Plh. Direktur Pembinaan Peran Serta Masyarakat KPK RI, Johnson Ridwan Ginting, menyampaikan bahwa pemberantasan korupsi tidak dapat berjalan efektif tanpa partisipasi aktif seluruh elemen bangsa, termasuk institusi keagamaan. Menurutnya, lembaga keagamaan memiliki peran strategis sebagai penguat nilai sekaligus pembentuk karakter publik yang berintegritas.
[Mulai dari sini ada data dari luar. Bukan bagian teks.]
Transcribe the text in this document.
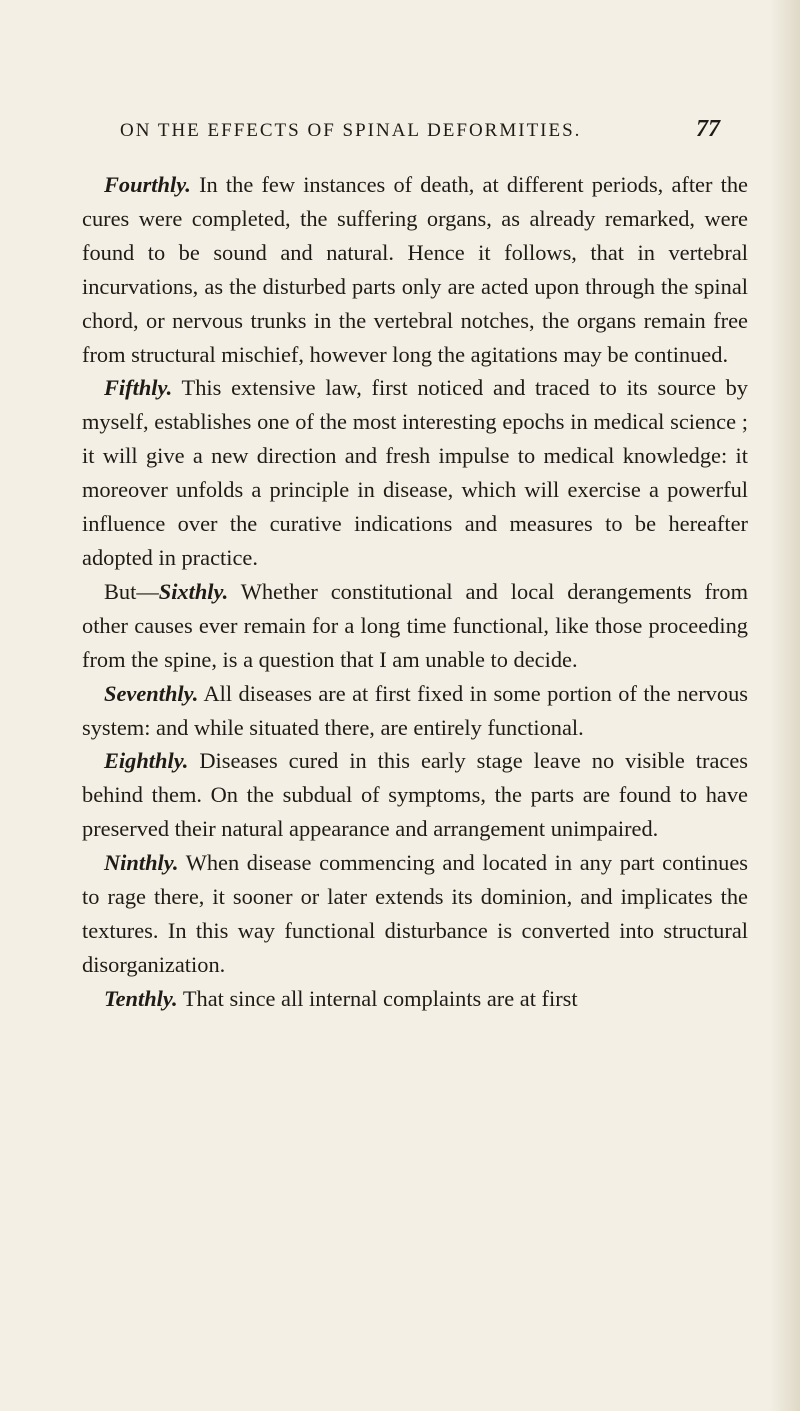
ON THE EFFECTS OF SPINAL DEFORMITIES.	77

Fourthly. In the few instances of death, at different periods, after the cures were completed, the suffering organs, as already remarked, were found to be sound and natural. Hence it follows, that in vertebral incurvations, as the disturbed parts only are acted upon through the spinal chord, or nervous trunks in the vertebral notches, the organs remain free from structural mischief, however long the agitations may be continued.

Fifthly. This extensive law, first noticed and traced to its source by myself, establishes one of the most interesting epochs in medical science ; it will give a new direction and fresh impulse to medical knowledge: it moreover unfolds a principle in disease, which will exercise a powerful influence over the curative indications and measures to be hereafter adopted in practice.

But—Sixthly. Whether constitutional and local derangements from other causes ever remain for a long time functional, like those proceeding from the spine, is a question that I am unable to decide.

Seventhly. All diseases are at first fixed in some portion of the nervous system: and while situated there, are entirely functional.

Eighthly. Diseases cured in this early stage leave no visible traces behind them. On the subdual of symptoms, the parts are found to have preserved their natural appearance and arrangement unimpaired.

Ninthly. When disease commencing and located in any part continues to rage there, it sooner or later extends its dominion, and implicates the textures. In this way functional disturbance is converted into structural disorganization.

Tenthly. That since all internal complaints are at first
“Pencegahan korupsi tidak cukup hanya mengandalkan sistem dan penegakan hukum. Dibutuhkan penguatan nilai dan karakter, dan di sinilah peran institusi keagamaan menjadi sangat penting dalam menanamkan integritas sejak dini,” ujarnya.
Dia juga mengapresiasi komitmen Kantor Wilayah Kementerian Agama Provinsi Sumatera Utara dalam mendorong reformasi birokrasi, penguatan tata kelola, serta peneguhan integritas aparatur. Menurutnya, langkah tersebut menunjukkan bahwa upaya pencegahan korupsi akan semakin efektif ketika dibangun melalui sinergi antara penguatan sistem dan penguatan moralitas.
2. Nilai-nilai keagamaan memiliki posisi sentral dalam membangun kesadaran kolektif masyarakat

Sementara itu, Kepala Bagian Tata Usaha Kanwil Kemenag Sumut, Syafrizal Bancin menekankan bahwa nilai-nilai keagamaan memiliki posisi sentral dalam membangun kesadaran kolektif masyarakat.
Dia menyampaikan bahwa upaya menanamkan kejujuran, tanggung jawab, dan integritas harus terus diperkuat, khususnya dalam mencegah penyalahgunaan amanah dan kewenangan.
3. Pentingnya kolaborasi antara lembaga negara dan institusi keagamaan

Melalui kegiatan ini, ditegaskan pentingnya kolaborasi antara lembaga negara dan institusi keagamaan dalam membangun budaya antikorupsi yang berkelanjutan.
Pendekatan berbasis nilai keagamaan dinilai menjadi salah satu kunci dalam memperkuat integritas aparatur sekaligus mendorong partisipasi masyarakat dalam upaya pencegahan korupsi di berbagai sektor kehidupan.